WASHINGTON, D.C.—After receiving complaints by 20 House legislators, the Federal Communications Commission (FCC) on Friday sent a letter to Google Voice requesting answers to a handful of questions related to complaints—most notably from AT&T and other carriers—that it is restricting calls from consumers to certain rural communities.
“In light of pending Commission proceedings regarding concerns about so-called ‘access stimulation,’ the Commission’s prohibition on call blocking by carriers, as well as the Commission’s interest in ensuring that ‘broadband networks are widely deployed, open, affordable, and accessible to all consumers,’ we are interested in gathering facts that can provide a more complete understanding of the situation,” the letter read. Answers to the questions were requested by Oct. 28.
According to Sam Gustin at AOL’s DailyFinance.com, however, the dispute “is not so much about fairness or rural access as it is about steamy phone sex and piles of money.”
After the telephone industry was deregulated by President Clinton on the mid-’90s, Gustin explains, “rural areas came to receive their service primarily from two types of local carriers: an ILEC, for ‘incumbent local exchange carrier,’ the local phone companies that predated the Ma Bell breakup; or a CLEC, for ‘competitive local phone exchange,’ companies that emerged after the industry was deregulated.

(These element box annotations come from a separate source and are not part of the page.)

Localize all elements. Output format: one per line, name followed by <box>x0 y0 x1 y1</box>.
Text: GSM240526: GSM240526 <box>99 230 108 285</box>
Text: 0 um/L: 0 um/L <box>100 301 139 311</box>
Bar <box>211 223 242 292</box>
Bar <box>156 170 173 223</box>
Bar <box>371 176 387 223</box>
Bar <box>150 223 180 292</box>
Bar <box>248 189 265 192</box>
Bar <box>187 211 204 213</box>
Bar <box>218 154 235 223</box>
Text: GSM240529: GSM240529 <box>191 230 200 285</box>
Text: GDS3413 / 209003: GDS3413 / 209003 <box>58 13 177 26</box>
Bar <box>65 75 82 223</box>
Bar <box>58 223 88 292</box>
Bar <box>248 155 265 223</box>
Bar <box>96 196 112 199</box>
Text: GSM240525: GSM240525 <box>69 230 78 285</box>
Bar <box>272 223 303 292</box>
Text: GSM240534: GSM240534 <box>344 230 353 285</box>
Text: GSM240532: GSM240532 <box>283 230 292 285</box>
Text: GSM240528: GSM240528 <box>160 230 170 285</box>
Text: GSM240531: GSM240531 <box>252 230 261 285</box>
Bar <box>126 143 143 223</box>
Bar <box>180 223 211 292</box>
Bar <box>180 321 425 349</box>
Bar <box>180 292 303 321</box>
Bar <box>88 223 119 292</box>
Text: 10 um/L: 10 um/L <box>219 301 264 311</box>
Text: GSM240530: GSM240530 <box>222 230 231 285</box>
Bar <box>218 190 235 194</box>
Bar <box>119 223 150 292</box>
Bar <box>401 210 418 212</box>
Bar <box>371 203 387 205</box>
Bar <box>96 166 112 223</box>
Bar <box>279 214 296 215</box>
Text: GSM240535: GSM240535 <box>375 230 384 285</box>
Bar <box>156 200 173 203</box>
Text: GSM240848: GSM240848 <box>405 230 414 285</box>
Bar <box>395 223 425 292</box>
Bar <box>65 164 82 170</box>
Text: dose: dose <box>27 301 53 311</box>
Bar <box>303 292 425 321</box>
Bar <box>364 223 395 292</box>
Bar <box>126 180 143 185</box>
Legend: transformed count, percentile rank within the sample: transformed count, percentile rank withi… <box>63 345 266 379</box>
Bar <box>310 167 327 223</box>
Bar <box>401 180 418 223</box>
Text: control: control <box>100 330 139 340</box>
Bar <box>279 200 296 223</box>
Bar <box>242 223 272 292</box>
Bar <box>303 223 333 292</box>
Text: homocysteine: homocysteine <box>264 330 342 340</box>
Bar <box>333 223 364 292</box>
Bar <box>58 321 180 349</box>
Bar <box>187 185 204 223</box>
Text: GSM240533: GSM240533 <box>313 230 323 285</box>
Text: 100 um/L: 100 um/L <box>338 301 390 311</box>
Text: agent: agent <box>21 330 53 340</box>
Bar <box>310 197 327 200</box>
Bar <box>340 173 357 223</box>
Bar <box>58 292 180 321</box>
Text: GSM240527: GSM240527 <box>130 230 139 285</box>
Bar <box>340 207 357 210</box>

“What these new local phone exchanges quickly discovered is that they could make gobs of money by partnering with phone sex and adult chat companies to route the numbers through rural exchanges—a practice known as ‘traffic pumping,’” Gustin continues. “The local exchanges then turn around and charge AT&T and other national carriers like Verizon a fee—sometimes as high as 10 or 20 cents per minute—to connect long-distance traffic coming from all over the country to these supposedly rural numbers, many of which are actually forwarded to sex call centers in Los Angeles and elsewhere.”
The coup de grace occurred when the exchanges then split the millions of dollars in AT&T's fees with the phone sex companies, which then used that money to advertise their services, thus completing a self-perpetuating cycle. In 2008, Gustin writes, AT&T “warned that traffic pumping could force higher rates for phone consumers across the country to offset some $250 million in extra costs due to these fees the previous year.”
Volume to these local numbers had increased dramatically in recent years, with numbers being used mostly by free conference call sites and adult chat rooms.
Ron Laudner, CEO of Farmers Telephone, a local exchange in Riceville, Iowa, last year told USA Today the arrangement was routing some 40 million minutes of calls each month to his exchange, generating $2.2 million per month.
“In other words,” Gustin says, “AT&T knows this dispute isn't about getting Google Voice to provide service to rural America—it's about porn,” but adds that AT&T “could wage its battle against the sex chat lines that are exploiting FCC regulations in a more direct manner than trying to drag Google Voice into also paying these fees.”